石壁に百合の花咲く

いちレズビアンの個人的備忘録。内容は主に(1)LGBTニュース、(2)ガール・オン・ガールのポップカルチャーなど。

『大島永遠作品集・とわRemix』(大島永遠、一迅社)感想

大島永遠作品集・とわRemix (IDコミックス DNAメディアコミックス)

大島永遠作品集・とわRemix (IDコミックス DNAメディアコミックス)

百合ものとしては『とわ缶』とほぼ同じ評価です

2004年発行の作品集『とわ缶』のリミックスバージョン。掲載作入れ替えに加えて大幅加筆、新作描き下ろしなど、『とわ缶』とはまた違う印象の1冊となっています。が、百合ものとしては妙にヘテヘテな「Rosehip Diary」再録と、オチが肩すかしな「Melty Kiss〜百合マンガに挑戦」があるだけで、物足りない印象は否めません。ただし百合以外のハチャメチャコメディやクロスドレッシングものは十分面白かったので、そちらを目当てに買うというのはありだと思います。

「Rosehip Diary」について

絵・台詞とも大幅に修正されており、『とわ缶』収録バージョンではクッサいホストの紋切り型そのものだった由希が、もう少し人間寄りのキャラクタになっていると感じました。また、

キミの中の女らしさ(フェミニテ)の虜なんだ…!

という迷台詞が別の台詞に置き換えられ、男女役割分業マンセー色が薄くなっているところもよかった。

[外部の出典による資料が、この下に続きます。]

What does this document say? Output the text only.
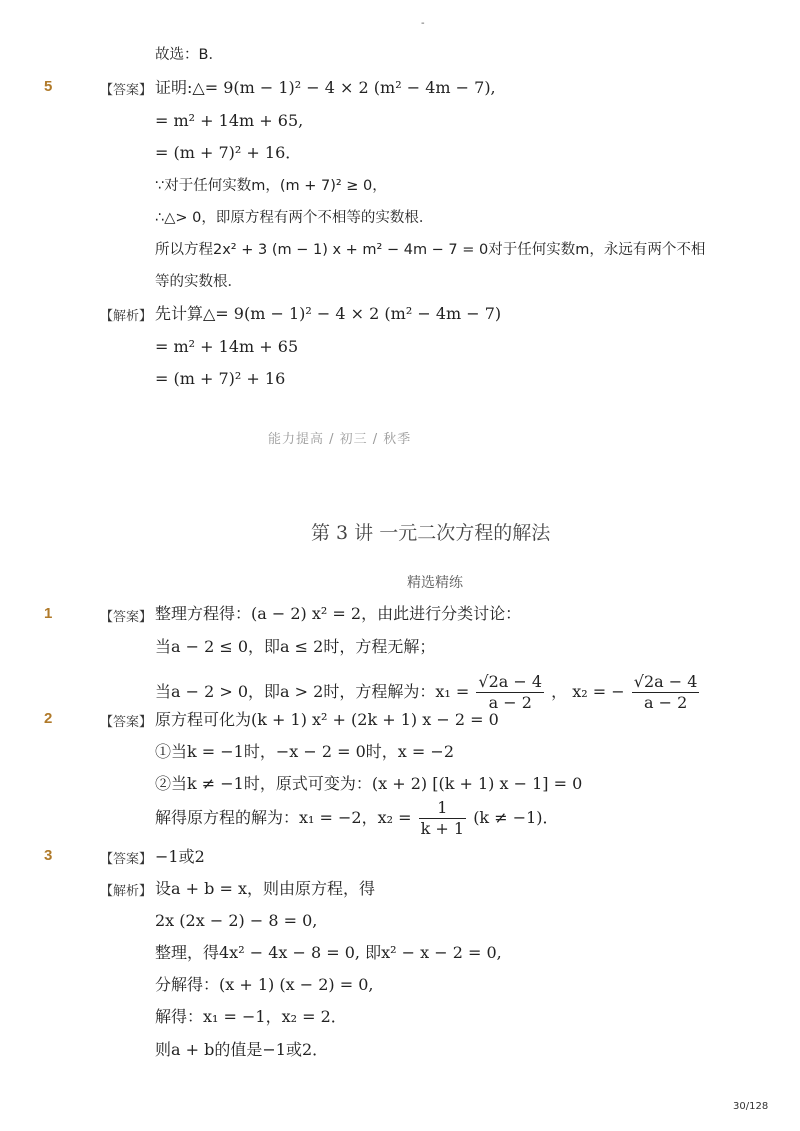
-
故选：B．
5	【答案】 证明:△= 9(m − 1)² − 4 × 2 (m² − 4m − 7),
= m² + 14m + 65,
= (m + 7)² + 16．
∵对于任何实数m，(m + 7)² ≥ 0，
∴△> 0，即原方程有两个不相等的实数根．
所以方程2x² + 3 (m − 1) x + m² − 4m − 7 = 0对于任何实数m，永远有两个不相
等的实数根．
【解析】 先计算△= 9(m − 1)² − 4 × 2 (m² − 4m − 7)
= m² + 14m + 65
= (m + 7)² + 16
能力提高 / 初三 / 秋季
第 3 讲 一元二次方程的解法
精选精练
1	【答案】 整理方程得：(a − 2) x² = 2，由此进行分类讨论：
当a − 2 ≤ 0，即a ≤ 2时，方程无解；
当a − 2 > 0，即a > 2时，方程解为：$x_1 = \frac{√2a - 4}{a - 2}$ ， x₂ = − $\frac{√2a - 4}{a - 2}$
2	【答案】 原方程可化为(k + 1) x² + (2k + 1) x − 2 = 0
①当k = −1时，−x − 2 = 0时，x = −2
②当k ≠ −1时，原式可变为：(x + 2) [(k + 1) x − 1] = 0
解得原方程的解为：x₁ = −2，$x_2 = \frac{1}{k + 1} (k \ne -1)$．
3	【答案】 −1或2
【解析】 设a + b = x，则由原方程，得
2x (2x − 2) − 8 = 0,
整理，得4x² − 4x − 8 = 0, 即x² − x − 2 = 0,
分解得：(x + 1) (x − 2) = 0,
解得：x₁ = −1，x₂ = 2．
则a + b的值是−1或2．
30/128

エロシーンが旧バージョンより整理され、あざとさを減らして純愛度を上げているところもナイス。ただしお話の大筋自体は変わらないので、結局女性同士によるヘテロロマンス再演に見えてしまうという印象は否めません。「旧バージョンよりは読みやすいけれど、百合として読むには物足りない」というのが正直な感想です。いっそもっと割り切ってネタに走ってくれたら、ギャグとしての評価もできたかもしれないのですが。うーん。

「Melty Kiss〜百合マンガに挑戦」について

タイトルから薄々わかる通り、百合っぽく始まって結局ギャグ(非百合)でオトす作品です。なので、百合ものとしてはあまり期待しない方がよろしいかと。ただしこの作品、同作者さんの『女子高生』の番外編なので、本編のファンならそれはそれで楽しく読めるんじゃないかとは思います。

その他の収録作について

女装してネットアイドルとなった「康介」が意外な結末を迎えるエロ短編「ケモノミチ」や、下品ネタが光る「年の瀬家族会議」、「萌え」なるものをチクリと皮肉る「セーラー猫耳宇宙人天使巫女魔法使いポッキーちゃん☆」など、とても楽しく読みました。このうち一番好きなのは「年の瀬家族会議」。これだけキュートな絵柄でここまでお下劣なギャグ、という落差がたまりません。

まとめ

百合ものとして読むには今ひとつ物足りませんが、他の収録作が十分面白いので、これはこれで元が取れたかなあと。作者さんのファンなら、買いでしょう。